X-linked Severe Combined Immunodeficiency via the IL2RG Gene

Severe combined immunodeficiency (SCID) affects one in 75,000 births and is a heterogeneous disorder that arises through genetic defect in genes associated with lymphocyte development and function. To date, there are over 20 genes known to cause SCID through an autosomal recessive manner, with mutations in the IL2RG gene being the only X-linked form of the disease (Allenspach et al. 2013). Categorization of T-cell, B-cell and Natural Killer (NK) cell levels are used to distinguish between subtypes of SCID, but genetic testing is essential in specifically defining the molecular defect leading to disease. X-linked SCID accounts for 40-50% cases of SCID with patients showing impaired B-cell function and diminished T-cell and NK cell levels. SCID due to mutations in the JAK3 or IL7R genes is phenotypically identical to X-SCID. X-SCID is characterized by failure to thrive, absence of tonsils/lymph nodes, candidiasis, recurrent and persistent infections due to cellular and humoral immunodeficiency. Bone marrow transplant or gene therapy is required to correct disease with patients succumbing to disease by two years of age without therapeutic intervention (Gaspar et al. 2013). Genetic testing can also be used to distinguish X-SCID from other X-linked immunodeficiencies including agammaglobulinemia (Test #1650), Wiskott-Aldrich syndrome (Test #440), and hyper IgM syndrome (Test #1613). Infants with human immunodeficiency virus infection may also mirror symptoms of X-SCID (Allenspach et al. 2013).

There are 23 monogenic causative genes involved with autosomal recessive forms of SCID. Mutation in the IL2RG gene is the only X-linked form of SCID. Female carriers are asymptomatic. Nearly 200 mutations have been described throughout the IL2RG gene with exons 3-5 being hotspots. Missense mutations are found most frequently (40%) followed by nonsense (24%), splice site alterations (19%), and small insertions/deletions (17%) with each mutation type being fully penetrant for disease (Puck et al. 1997; Piirilä et al. 2006). Maternal mosaicism for IL2RG mutations exists in ~13% cases of X-SCID. Similarly, somatic reversion in subsets of immune precursor cells have been reported to result in patients with variable clinical phenotype (Speckmann et al. 2008). The IL2RG gene encodes the common gamma chain of the interleukin receptor 2, a key membrane receptor required for cytokine signaling to promote T-cell, B-cell, and NK cell development (Noguchi et al. 1993; Allenspach et al. 2013).

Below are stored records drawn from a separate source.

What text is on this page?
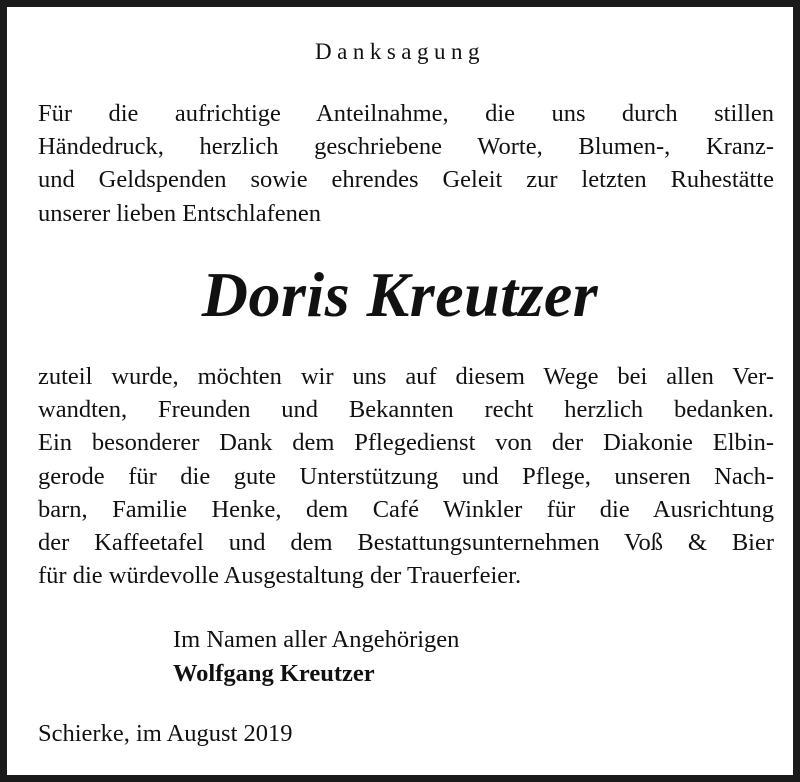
Danksagung
Für die aufrichtige Anteilnahme, die uns durch stillen
Händedruck, herzlich geschriebene Worte, Blumen-, Kranz-
und Geldspenden sowie ehrendes Geleit zur letzten Ruhestätte
unserer lieben Entschlafenen
Doris Kreutzer
zuteil wurde, möchten wir uns auf diesem Wege bei allen Ver-
wandten, Freunden und Bekannten recht herzlich bedanken.
Ein besonderer Dank dem Pflegedienst von der Diakonie Elbin-
gerode für die gute Unterstützung und Pflege, unseren Nach-
barn, Familie Henke, dem Café Winkler für die Ausrichtung
der Kaffeetafel und dem Bestattungsunternehmen Voß & Bier
für die würdevolle Ausgestaltung der Trauerfeier.
Im Namen aller Angehörigen
Wolfgang Kreutzer
Schierke, im August 2019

Two independent reports identified mutations in the IL2RG gene in 87 of 103 patients presenting with X-SCID (Puck et al. 1997). Analytical sensitivity to detect mutations within the IL2RG gene using this methodology is >95% (Hacein-Bey et al. 1996).

Gross deletions have only been reported in a single case of X-SCID (Hacein-Bey et al. 1996).

This test provides full coverage of all coding exons of the IL2RG gene, plus ~10 bases of flanking noncoding DNA. We define full coverage as >20X NGS reads or Sanger sequencing.